By most accounts, the madrassah educators group was rather cantankerous. Traveling from Washington, D.C. and Charlotte, Va., to Philadelphia, New York, and Los Angeles, these various mullahs, imams, and maulanas received an in-depth look at how American Jewish, Christian, and Islamic private schools operate, and how they incorporate secular subjects like math, science, and literature into a morally based educational framework.

Some, including Maulvi Mouzzam, were sharply critical of what they saw of the US, particularly regarding school discipline.

Today, the tour is still a bit of a blur for Mouzzam, who says the trip was so packed with meetings that he had little time for sight-seeing. But he recalls the shock he felt one day at a religious school, where an 8th grade student at the front of the class sat in her chair with her feet propped up on the top of her desk.

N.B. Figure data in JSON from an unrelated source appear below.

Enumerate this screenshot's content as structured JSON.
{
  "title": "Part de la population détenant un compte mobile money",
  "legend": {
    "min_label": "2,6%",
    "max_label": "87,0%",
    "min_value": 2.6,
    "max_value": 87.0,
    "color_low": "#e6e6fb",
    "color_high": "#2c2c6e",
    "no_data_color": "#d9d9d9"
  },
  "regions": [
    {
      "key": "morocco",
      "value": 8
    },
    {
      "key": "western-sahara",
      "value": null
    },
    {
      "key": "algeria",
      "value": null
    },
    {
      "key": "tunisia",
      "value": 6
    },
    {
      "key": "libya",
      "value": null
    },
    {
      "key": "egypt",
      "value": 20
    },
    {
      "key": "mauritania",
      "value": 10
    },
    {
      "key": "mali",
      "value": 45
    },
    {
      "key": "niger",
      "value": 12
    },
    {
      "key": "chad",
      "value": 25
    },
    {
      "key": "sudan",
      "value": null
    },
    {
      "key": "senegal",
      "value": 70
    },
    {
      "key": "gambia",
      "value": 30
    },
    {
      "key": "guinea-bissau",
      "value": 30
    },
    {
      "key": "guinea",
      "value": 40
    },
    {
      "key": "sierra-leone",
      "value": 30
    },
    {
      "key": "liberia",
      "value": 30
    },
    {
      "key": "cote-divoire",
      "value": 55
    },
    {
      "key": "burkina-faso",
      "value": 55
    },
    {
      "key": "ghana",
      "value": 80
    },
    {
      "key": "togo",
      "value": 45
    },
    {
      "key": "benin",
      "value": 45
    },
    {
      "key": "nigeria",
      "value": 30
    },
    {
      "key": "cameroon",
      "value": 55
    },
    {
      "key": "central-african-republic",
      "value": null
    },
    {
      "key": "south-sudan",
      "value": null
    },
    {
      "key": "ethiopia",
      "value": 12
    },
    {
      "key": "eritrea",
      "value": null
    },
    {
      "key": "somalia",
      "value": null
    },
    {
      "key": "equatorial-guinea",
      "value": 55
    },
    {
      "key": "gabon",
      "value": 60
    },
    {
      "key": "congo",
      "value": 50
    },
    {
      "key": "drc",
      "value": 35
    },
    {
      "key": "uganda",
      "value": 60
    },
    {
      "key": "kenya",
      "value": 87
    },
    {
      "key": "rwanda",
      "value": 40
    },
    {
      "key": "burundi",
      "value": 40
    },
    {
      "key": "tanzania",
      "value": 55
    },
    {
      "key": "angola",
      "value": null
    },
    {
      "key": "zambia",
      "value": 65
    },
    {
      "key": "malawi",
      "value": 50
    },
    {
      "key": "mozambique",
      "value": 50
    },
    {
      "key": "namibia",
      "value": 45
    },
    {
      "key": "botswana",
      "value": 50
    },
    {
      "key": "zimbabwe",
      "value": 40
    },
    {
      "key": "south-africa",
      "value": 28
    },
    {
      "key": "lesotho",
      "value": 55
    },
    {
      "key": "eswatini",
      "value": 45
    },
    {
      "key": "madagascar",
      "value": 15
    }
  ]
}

"The respect for teachers was missing," says Mouzzam. "I told them the religious education they are giving is insufficient, the children are learning their religion but they aren't learning what is right and what is wrong."

Unfortunately, he says, nobody seemed to listen, neither the American teachers nor the American diplomats back in Washington. "The only time they will actually take anything from us is when they are ready," says Mouzzam with a sigh. "Right now, they are in a position when they think they are Superman and they don't need anything from anybody."

Even so, America was a revelation for Mouzzam. "Everybody follows the rules. Everybody treats you with respect, not as some member of the multitudes to be pushed aside. The roads were all clean." But the food was not a high point.

"Ooph," says Mouzzam, remembering how thin and sickly he looked when he returned. He couldn't eat the meat because it wasn't halal, or Islamically clean. He didn't like the vegetables because they didn't taste as good as the ones back home. He couldn't eat sweets because he's diabetic. And he couldn't drink milk products because they were too rich, and he has a heart condition.

"When I came back, my friends all said I looked like I had just come from some backward faraway Indian village," he laughs.

But most important, Mouzzam says he was surprised that Americans were so friendly to a bearded Muslim cleric wearing traditional kurta pajamas. "I used to think that all Americans were against Islam, but they weren't," he says. But while Americans were friendly, by and large, he feels that Americans still need a better understanding about Islam, and about why certain people turn to violence or terrorism to solve their problems.

"You have to go to the source, to the roots of terrorism," says Mouzzam. "You say you are against people picking up arms, and yet you allow Ariel Sharon to pick up arms and kill the Palestinian people. When you are attacked during 9/11 you retaliated against the terrorists." But when India's parliament was attacked by terrorists on Dec. 13, 2001, "we were told not to react. It is not a level playing field."